Stocks of Geojit Financial, India Infoline and IL&FS Investsmart shed between 8 and 10 per cent. Stocks of DSP Merrill Lynch and JM Financial, sponsors of asset management companies, also shed 10 per cent. In contrast, Birla Global Finance and Tata Investment Corporation, which are also sponsors of asset management companies, got away lightly with a loss of less than 3 per cent.

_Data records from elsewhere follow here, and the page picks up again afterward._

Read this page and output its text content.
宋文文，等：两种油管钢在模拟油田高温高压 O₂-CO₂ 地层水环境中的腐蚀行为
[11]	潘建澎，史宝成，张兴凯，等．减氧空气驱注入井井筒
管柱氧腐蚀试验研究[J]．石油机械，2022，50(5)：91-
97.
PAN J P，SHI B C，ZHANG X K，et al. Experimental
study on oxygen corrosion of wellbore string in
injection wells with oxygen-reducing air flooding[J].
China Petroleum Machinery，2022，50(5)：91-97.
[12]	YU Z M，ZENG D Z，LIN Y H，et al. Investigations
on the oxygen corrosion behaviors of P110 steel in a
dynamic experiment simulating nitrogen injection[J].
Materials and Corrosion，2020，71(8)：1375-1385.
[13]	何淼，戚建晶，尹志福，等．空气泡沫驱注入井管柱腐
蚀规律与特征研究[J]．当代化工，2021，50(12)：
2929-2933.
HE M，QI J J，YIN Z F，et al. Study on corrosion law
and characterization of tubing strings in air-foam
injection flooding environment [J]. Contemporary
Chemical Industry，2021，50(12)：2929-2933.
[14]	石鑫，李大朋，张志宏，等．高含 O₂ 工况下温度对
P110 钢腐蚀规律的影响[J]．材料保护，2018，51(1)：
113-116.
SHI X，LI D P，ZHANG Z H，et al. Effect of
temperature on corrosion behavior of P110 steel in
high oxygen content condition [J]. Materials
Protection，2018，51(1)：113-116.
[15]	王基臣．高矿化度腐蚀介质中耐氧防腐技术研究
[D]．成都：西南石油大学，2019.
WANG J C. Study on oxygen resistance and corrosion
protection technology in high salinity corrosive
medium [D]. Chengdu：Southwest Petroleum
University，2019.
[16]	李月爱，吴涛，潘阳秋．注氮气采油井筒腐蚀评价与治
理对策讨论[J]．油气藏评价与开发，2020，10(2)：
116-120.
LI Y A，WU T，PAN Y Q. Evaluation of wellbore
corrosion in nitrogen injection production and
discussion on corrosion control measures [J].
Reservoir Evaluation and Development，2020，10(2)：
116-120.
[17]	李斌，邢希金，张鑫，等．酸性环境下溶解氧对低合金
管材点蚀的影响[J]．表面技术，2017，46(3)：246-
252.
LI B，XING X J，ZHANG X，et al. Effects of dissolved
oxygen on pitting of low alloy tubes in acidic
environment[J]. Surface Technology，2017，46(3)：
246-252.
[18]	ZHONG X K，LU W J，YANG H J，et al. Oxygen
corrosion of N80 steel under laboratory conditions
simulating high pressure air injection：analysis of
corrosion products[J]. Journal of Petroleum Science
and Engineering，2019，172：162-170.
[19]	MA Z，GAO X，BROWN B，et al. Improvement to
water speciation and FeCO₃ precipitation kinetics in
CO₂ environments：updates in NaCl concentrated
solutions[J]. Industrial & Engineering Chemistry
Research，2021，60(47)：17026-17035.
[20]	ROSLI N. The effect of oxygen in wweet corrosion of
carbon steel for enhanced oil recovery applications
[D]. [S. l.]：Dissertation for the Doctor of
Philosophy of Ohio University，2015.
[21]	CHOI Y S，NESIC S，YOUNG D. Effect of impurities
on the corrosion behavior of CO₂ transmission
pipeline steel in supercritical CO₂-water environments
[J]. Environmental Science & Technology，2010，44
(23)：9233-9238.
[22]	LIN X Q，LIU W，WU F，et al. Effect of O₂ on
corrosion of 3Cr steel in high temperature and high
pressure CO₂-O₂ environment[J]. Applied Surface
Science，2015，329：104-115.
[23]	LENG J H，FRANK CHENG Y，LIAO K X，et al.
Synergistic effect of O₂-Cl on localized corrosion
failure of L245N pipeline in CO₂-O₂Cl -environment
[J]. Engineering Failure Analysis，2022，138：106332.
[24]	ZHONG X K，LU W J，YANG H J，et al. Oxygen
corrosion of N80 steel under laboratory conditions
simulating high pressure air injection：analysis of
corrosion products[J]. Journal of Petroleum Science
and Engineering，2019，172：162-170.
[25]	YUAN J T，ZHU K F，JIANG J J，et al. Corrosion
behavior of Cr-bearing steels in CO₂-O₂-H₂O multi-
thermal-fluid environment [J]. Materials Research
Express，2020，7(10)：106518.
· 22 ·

Stocks that bucked the trend on Thursday included FCS Software, Sesa Goa, Pidilite, Mahindra GESCO and PSL. FCS Software had been listed only on Wednesday. The stock gained 20 per cent to close at Rs 214. The stock had been offered to the public at Rs 50 per share in August 2005. Other stocks that braved the odds and emerged relatively unscathed included Thermax, CRISIL, ICICI Bank, Blue Dart Express and ABB. A number of healthcare sector stocks such as Glenmark Pharma, Cadila Healthcare, Pfizer, Dr Reddy's, Sun Pharma and Unichem Labs also ended the day with light losses.
Capital goods and healthcare sector were amongst the least hit by the market mayhem on Thursday.